Culture, éducation, justice, information, sciences... Syndeac, le syndicat national des entreprises artistiques et culturelles, organise en 2025 une série de débats pour souligner le rôle et l’importance des services publics dans la société. Une série d’événements dont Libération est partenaire. Prochain rendez-vous, le 11 septembre à Montpellier.
Que recouvre précisément le terme de censure ? Pour qu’elle soit qualifiée comme telle, la censure doit émaner d’une autorité publique. «Tous les autres cas qu’on appelle censure relèvent finalement plutôt de l’intimidation, de coupes budgétaires ou de guérillas numériques et sont plus difficiles à cerner», analyse le sociologue Emmanuel Wallon.
En France, les exemples de censure proviennent souvent moins de l’Etat lui-même que d’un échelon local : communes, départements, régions. «Le maire d’une commune continue ainsi d’exercer des pouvoirs de police préventive, à des fins de maintien de l’ordre public, précise-t-il. Et c’est souvent en anticipant ces réactions susceptibles de «troubler l’ordre public» qu’un spectacle est censuré et ce motif invoqué.»
Du côté des départements et régions, la menace s’exerce plutôt par le biais d’une diminution ou suppression de subvention. Mais les coupes budgétaires massives qui frappent le secteur culturel ces derniers temps, notamment en Auvergne-Rhône-Alpes et dans les Pays de la Loire peuvent-elles pour autant s’appeler censure ? «Toutes les évolutions néfastes qui touchent la culture ne peuvent être qualifiées comme telle, nuance Emmanuel Wallon. Mais il y a convergence d’intérêts : il est plaisant pour un président de région qui souhaite faire progresser un camp électoral de plus en plus à droite de voir que ses adversaires politiques sont affaiblis. Et il est certain que l’un des effets des coupes budgétaires réalisées dans ces régions a été la libération d’une parole décomplexée qui remet en cause les arcanes des services publics de la culture.»

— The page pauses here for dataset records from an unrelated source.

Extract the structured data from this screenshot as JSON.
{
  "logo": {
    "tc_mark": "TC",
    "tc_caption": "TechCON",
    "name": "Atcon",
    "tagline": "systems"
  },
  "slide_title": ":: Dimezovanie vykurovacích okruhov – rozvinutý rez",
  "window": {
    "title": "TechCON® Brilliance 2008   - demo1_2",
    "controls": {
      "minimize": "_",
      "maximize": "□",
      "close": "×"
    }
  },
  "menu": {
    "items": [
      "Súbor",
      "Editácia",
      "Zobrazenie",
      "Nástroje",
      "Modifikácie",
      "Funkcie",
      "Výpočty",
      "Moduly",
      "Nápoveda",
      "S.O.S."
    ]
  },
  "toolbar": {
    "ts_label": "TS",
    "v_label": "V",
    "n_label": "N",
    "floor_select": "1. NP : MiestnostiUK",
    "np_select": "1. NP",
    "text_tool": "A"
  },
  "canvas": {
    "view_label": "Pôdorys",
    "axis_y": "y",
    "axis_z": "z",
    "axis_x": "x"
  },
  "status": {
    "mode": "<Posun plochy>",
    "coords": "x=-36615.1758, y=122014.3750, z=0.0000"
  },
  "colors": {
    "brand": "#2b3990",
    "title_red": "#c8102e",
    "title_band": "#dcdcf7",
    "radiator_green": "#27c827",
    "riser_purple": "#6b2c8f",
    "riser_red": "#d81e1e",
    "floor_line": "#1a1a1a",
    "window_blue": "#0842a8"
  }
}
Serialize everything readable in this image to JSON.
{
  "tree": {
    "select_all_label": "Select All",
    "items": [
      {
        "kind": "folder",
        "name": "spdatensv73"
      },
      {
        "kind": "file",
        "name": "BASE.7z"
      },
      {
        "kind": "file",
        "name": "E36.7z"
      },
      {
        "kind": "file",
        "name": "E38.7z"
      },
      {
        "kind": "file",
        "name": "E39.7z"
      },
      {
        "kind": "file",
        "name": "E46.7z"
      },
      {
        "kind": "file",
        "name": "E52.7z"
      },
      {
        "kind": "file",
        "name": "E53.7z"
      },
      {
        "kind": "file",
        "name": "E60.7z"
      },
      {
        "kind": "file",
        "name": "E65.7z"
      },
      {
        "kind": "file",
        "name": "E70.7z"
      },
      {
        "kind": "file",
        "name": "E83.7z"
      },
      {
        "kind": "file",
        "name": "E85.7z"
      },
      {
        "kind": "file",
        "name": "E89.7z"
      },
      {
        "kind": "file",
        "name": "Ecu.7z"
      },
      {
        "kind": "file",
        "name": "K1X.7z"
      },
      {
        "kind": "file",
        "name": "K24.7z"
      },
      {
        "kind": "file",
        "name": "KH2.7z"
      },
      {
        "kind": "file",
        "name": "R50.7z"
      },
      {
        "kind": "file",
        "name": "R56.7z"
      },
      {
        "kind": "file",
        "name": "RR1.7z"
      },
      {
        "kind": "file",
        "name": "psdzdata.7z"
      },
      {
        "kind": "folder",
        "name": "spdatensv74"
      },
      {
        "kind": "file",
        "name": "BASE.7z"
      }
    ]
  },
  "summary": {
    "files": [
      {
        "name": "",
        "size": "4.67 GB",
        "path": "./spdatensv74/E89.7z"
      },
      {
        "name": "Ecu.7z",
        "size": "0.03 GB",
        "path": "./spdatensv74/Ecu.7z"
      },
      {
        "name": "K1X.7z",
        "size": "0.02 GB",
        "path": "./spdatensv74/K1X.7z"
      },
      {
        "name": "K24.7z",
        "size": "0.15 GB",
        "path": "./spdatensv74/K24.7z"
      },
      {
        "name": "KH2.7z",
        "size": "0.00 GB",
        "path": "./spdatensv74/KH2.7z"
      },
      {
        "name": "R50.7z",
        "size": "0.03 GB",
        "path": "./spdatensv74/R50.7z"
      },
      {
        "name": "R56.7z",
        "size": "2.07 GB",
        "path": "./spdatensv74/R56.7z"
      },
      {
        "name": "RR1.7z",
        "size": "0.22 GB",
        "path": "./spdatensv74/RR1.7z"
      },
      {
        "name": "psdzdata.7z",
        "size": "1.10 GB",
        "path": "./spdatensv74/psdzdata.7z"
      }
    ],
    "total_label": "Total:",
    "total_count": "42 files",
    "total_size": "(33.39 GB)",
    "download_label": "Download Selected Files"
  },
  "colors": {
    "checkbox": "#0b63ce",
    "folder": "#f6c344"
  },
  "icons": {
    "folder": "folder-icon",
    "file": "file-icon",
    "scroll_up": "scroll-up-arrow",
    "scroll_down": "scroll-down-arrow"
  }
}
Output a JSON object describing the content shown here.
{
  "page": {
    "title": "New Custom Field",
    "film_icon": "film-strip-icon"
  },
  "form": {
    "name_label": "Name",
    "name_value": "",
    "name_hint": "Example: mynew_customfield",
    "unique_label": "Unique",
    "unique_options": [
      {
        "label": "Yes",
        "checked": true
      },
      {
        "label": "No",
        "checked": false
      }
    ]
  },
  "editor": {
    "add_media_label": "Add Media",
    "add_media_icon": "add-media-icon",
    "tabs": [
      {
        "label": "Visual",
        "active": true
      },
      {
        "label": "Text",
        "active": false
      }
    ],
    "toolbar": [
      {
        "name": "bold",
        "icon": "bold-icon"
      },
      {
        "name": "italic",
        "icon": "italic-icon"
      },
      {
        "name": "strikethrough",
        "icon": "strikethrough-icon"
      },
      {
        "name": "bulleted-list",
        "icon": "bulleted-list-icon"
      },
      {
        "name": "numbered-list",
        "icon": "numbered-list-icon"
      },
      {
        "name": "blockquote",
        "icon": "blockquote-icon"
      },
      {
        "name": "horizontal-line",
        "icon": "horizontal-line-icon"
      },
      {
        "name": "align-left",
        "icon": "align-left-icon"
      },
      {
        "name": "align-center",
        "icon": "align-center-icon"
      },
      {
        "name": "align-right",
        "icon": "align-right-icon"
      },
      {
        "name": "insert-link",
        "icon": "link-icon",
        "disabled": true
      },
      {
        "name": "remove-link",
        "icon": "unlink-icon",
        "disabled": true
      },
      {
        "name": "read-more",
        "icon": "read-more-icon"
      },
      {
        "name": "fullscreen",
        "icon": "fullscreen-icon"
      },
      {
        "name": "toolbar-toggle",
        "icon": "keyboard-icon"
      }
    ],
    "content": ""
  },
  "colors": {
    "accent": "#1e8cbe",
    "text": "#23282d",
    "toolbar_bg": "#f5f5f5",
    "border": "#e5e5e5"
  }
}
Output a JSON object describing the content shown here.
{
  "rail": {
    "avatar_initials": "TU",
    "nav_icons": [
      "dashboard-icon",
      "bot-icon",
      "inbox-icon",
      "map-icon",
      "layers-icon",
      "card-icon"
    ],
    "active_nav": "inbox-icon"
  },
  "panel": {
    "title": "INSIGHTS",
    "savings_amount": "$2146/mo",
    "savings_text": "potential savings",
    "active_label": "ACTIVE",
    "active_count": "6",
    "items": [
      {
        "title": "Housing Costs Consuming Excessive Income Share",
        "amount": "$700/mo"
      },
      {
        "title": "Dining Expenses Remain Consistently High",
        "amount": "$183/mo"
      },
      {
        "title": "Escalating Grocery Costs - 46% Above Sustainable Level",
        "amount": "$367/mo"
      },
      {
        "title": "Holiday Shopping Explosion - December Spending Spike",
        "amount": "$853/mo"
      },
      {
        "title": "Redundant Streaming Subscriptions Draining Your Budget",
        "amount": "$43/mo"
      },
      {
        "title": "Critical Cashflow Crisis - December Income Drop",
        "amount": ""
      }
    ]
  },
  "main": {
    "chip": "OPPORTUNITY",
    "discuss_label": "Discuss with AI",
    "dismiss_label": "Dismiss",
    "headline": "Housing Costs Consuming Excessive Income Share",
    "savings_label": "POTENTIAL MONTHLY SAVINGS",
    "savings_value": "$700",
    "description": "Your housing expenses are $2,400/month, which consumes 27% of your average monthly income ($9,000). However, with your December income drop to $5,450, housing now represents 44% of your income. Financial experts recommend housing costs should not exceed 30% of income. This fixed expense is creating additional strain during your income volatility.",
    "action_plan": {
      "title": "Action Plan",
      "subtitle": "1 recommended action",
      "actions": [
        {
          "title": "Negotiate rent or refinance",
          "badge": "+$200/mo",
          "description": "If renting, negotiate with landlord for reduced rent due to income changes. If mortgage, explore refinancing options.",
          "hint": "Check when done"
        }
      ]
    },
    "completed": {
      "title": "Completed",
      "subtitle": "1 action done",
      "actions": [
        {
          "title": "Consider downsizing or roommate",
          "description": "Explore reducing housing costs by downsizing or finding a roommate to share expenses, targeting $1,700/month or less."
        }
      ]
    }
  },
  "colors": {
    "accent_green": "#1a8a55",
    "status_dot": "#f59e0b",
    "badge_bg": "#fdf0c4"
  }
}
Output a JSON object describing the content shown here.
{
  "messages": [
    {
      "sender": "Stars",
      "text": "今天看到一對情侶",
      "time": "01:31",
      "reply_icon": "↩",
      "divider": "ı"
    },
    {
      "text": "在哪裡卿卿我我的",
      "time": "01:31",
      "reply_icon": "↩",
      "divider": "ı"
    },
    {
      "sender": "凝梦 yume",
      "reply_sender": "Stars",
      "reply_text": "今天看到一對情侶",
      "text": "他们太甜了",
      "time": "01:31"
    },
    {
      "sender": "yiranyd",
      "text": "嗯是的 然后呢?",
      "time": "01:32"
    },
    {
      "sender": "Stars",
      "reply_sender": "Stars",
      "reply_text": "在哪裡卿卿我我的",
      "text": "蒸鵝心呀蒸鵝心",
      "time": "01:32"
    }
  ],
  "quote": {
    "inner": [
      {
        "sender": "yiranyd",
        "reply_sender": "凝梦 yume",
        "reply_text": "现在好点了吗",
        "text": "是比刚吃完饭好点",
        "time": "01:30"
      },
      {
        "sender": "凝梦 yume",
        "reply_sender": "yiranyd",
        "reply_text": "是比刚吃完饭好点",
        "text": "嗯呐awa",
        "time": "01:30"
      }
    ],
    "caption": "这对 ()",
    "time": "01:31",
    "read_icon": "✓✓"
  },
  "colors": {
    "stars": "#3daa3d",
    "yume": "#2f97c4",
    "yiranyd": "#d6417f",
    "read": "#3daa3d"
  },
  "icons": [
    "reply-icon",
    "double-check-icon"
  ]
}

Pour justifier ces restrictions budgétaires, seront invoqués des prétextes de différents ordres : servir les territoires plutôt que les centres-villes, promouvoir une culture plus populaire à rebours d’un secteur jugé trop élitiste… «Autant d’arguments faciles à balayer quand les structures les plus touchées sont au contraire celles qui font le plus d’efforts de délocalisation, en allant à la rencontre de publics plus éloignés de l’offre culturelle, défend Emmanuel Wallon, qui rappelle que proportionnellement à son poids réel dans le budget, la culture a toujours été prélevée de manière bien plus importante que les autres secteurs. Et les économies promises par Laurent Wauquiez ne l’ont pas empêché d’investir de manière conséquente dans un futur musée valorisant la «civilisation gauloise» à Gergovie…»
Autres pratiques qui ne relèvent pas stricto sensu de la définition de la censure : les pressions, menaces ou attaques qui émanent de la société civile, d’associations, de différents milieux intégristes. «Ces écueils sont souvent amalgamés alors qu’ils ne sont pas du même ordre et n’appellent pas les mêmes réponses politiques et juridiques», met en garde Emmanuel Wallon. Pour lui, le principal danger reste l’autocensure, soit «la recherche du consensus et le renoncement à des propos jugés polémiques, pour des raisons économiques (rassembler un large public, séduire des mécènes) ou politique (quand il faut se mettre dans la poche des élus sourcilleux).» Autocensure qui se double d’un autre travers en croissance exponentielle : la crainte d’être vilipendé, cloué au pilori des réseaux sociaux. «Un phénomène bâillon aux effets redoutables».